28 Mart 2013 Perşembe

Ne istediğini bilmemek değil, hepsini istiyor olmamdan kaynaklı, hala hiç birisine sahip olamayışım.
Başlıyorum, mesafe kaydediyorum, ve sonra diğer yola dönüyorum,
her seferinde yolun başından başlıyorum yürümeye...
Kabullendim, ben buyum.

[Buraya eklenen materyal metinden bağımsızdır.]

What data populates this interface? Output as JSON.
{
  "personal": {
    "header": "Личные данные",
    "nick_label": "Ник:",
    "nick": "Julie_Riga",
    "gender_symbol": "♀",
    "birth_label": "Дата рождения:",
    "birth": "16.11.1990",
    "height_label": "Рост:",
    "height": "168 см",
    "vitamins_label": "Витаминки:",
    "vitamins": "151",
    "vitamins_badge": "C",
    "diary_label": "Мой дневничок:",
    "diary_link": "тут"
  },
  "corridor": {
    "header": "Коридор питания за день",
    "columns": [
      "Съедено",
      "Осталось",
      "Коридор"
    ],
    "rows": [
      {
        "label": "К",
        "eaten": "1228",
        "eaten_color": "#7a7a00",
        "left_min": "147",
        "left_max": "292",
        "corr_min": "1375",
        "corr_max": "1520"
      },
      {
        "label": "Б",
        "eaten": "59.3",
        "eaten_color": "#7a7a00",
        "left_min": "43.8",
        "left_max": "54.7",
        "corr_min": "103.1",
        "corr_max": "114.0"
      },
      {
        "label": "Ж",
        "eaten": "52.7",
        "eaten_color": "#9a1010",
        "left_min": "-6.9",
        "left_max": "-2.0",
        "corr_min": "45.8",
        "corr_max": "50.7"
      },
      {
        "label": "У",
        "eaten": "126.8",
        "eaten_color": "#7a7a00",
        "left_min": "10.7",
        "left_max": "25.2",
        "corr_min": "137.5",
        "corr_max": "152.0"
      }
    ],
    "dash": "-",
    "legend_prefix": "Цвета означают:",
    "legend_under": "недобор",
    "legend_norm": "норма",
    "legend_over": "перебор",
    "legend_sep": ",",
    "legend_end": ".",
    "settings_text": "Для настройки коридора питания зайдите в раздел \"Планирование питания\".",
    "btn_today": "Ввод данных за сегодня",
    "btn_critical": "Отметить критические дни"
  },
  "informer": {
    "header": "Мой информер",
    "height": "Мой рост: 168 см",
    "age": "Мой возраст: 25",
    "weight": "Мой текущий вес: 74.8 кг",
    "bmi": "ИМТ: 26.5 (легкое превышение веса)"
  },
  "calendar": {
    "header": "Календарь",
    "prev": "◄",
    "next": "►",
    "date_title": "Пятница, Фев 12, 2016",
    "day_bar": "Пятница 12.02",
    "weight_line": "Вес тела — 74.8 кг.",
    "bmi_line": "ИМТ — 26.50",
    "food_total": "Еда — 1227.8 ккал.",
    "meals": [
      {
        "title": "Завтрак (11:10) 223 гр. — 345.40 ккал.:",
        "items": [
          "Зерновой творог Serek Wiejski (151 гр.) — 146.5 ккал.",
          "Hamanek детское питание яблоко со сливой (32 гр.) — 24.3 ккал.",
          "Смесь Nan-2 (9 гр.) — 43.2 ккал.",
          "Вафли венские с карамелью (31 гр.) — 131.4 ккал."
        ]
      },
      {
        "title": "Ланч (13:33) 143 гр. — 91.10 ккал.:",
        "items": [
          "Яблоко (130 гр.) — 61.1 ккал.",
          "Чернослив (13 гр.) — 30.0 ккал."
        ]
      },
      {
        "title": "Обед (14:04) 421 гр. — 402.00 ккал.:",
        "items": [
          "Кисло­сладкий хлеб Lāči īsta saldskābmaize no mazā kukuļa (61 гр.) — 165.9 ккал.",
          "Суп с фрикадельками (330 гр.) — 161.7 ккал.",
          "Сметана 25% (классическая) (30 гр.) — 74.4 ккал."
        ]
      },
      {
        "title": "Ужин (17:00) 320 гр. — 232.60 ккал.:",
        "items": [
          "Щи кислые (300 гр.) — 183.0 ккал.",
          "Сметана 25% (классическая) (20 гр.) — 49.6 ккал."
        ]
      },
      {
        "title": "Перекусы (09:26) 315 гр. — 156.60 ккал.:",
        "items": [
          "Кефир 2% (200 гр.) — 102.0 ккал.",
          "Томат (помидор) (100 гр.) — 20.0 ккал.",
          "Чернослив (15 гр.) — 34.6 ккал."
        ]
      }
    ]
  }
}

Ben sahip olma hayaliyle yaşayan, herşeye sahip olmayı isteyen, ama aslında işte tam da bu yüzden hiçbirisine erişemeyecek olan, çünkü hiçbirisinde sonuna kadar gitmeyen, hep diğerinde gözü kalan ve ondan diğerine atlayan biriyim.
Ben, hayallerinde zengin, dolu dolu yaşamış biri olarak öleceğim.
Gitgide hayal ve gerçek dünya zıt anlamlarına bürünüyor bende. Gerçek olanı hayaldir, geçip gidecek diye yaşayıp hissiz atlatırken, hayal dünyasının gerçekliğine kaptırıp onun kalp atışlarıyla hayatıma devam ediyorum.
Normal olmaktan uzaklaşıyorum, olmak istediğime en yakın noktaya yaklaşıyorum. Ve bunların doğru olmadığını biliyor olarak, ama engel olamıyorum.
Hep derim ya, kafama dank edecek taşın düşmesini bekliyorum diye. Sanırım o taş hiç düşmeyecek. Önümdeki yol uzun, ve ben nedendir o yolda gitmekte kararlıyım.